Ora, esta Casa já aprovou anistias que entravam em confronto com decisões definitivas de Tribunais Superiores. Esta anistia foi sancionada pelo Presidente da República. Será que aquela não provocava esse confronto entre Poderes?

A justificação do veto termina com um terceiro argumento, que é uma pérola de cinismo. Diz o seguinte, depois de fazer uma razoável modificação:

      "Todavia, não está o Executivo indiferente à possibilidade de inviabilização da atividade sindical no âmbito da categoria dos petroleiros em face do elevado valor das multas aplicadas (...).

      Assim sendo, determinei que os setores competentes do Governo envidem esforços com vistas a concluir projeto de lei que ofereça disciplina adequada ao tema."

Ora, qualquer projeto relativo a esse tema vai ficar valendo daí para frente, não vai ter qualquer efeito retroativo, não vai contribuir para diminuir as multas dos petroleiros, não vai evitar o fechamento do Sindicato dos Petroleiros em todo Brasil - porque é isso que vai acontecer caso a multa seja cobrada. Aliás, antes que a multa seja cobrada, diversos sindicatos já estão pensando em fechar suas portas, porque as suas arrecadações estão bloqueadas na Justiça, e eles não têm como manter seus funcionários, nem está podendo manter a sua sede em funcionamento.

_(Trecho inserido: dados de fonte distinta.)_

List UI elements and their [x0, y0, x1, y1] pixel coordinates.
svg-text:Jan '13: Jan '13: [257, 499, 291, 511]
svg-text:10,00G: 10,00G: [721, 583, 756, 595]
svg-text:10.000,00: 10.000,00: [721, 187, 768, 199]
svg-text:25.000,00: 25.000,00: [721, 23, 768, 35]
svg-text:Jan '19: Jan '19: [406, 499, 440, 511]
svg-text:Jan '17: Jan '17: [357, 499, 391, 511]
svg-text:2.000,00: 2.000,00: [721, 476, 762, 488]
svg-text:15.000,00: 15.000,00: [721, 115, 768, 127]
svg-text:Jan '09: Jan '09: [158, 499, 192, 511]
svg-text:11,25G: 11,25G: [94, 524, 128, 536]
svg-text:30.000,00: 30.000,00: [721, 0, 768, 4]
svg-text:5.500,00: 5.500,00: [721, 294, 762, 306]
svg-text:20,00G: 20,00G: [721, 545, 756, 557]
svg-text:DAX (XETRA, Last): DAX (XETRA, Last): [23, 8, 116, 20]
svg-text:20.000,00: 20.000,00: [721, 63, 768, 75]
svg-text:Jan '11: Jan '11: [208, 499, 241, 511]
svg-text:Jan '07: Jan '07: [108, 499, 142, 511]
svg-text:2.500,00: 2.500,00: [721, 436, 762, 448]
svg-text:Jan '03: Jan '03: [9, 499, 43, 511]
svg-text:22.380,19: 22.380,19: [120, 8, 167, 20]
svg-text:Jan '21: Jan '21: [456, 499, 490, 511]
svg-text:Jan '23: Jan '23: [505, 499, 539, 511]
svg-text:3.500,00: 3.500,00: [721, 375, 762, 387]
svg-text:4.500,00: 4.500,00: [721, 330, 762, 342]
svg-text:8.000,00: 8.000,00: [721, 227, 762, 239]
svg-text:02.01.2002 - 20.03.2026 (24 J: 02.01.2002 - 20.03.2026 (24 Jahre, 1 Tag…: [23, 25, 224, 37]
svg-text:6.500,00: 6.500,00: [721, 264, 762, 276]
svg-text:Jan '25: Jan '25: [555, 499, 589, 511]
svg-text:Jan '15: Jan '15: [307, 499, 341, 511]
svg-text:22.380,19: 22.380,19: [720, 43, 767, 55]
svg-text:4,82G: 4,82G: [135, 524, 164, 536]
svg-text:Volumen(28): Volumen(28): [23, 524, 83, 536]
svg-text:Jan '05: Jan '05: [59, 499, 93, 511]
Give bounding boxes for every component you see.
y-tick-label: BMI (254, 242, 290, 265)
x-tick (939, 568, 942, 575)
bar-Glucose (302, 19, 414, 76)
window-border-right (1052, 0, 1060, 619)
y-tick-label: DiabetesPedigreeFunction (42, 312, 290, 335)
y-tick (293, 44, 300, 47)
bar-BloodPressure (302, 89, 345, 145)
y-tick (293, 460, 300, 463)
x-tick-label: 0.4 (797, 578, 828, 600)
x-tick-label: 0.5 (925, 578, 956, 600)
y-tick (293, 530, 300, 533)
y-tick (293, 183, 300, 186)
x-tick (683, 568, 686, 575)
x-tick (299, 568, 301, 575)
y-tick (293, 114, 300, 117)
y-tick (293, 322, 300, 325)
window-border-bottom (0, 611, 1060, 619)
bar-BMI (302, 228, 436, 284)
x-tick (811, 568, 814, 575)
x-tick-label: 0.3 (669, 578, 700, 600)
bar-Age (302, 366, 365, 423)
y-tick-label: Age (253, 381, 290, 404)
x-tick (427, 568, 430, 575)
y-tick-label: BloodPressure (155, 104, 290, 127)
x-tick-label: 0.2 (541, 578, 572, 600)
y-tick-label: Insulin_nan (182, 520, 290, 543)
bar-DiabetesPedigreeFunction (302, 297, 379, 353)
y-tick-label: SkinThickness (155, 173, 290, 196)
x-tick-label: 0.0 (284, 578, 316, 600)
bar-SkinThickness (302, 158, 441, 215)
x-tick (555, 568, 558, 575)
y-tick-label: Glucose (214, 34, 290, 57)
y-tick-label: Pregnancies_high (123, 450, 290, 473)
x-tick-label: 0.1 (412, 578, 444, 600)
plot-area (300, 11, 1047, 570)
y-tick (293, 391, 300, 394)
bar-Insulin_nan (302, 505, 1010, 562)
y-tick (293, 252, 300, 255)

Sr. Presidente, Srªs e Srs. Senadores, sabemos em que conjuntura aconteceu essa greve dos petroleiros; sabemos que em função daquele mesmo momento está-se discutindo a quebra do monopólio estatal do petróleo e que se formou toda uma cadeia de denúncias na tentativa de jogar a sociedade contra os petroleiros para justificar a quebra desse monopólio.

No entanto, o Tribunal de Contas da União, ao fazer uma auditoria, constatou que as atividades essenciais da Petrobrás estavam mantidas; constatou que os petroleiros continuavam produzindo em quantidade suficiente para abastecer a população com gás de cozinha e gasolina; constatou que o que aconteceu naquele período foi uma manipulação por parte das distribuidoras, que estavam escondendo seus produtos para poder também contribuir para essa guerra ideológica contra o monopólio.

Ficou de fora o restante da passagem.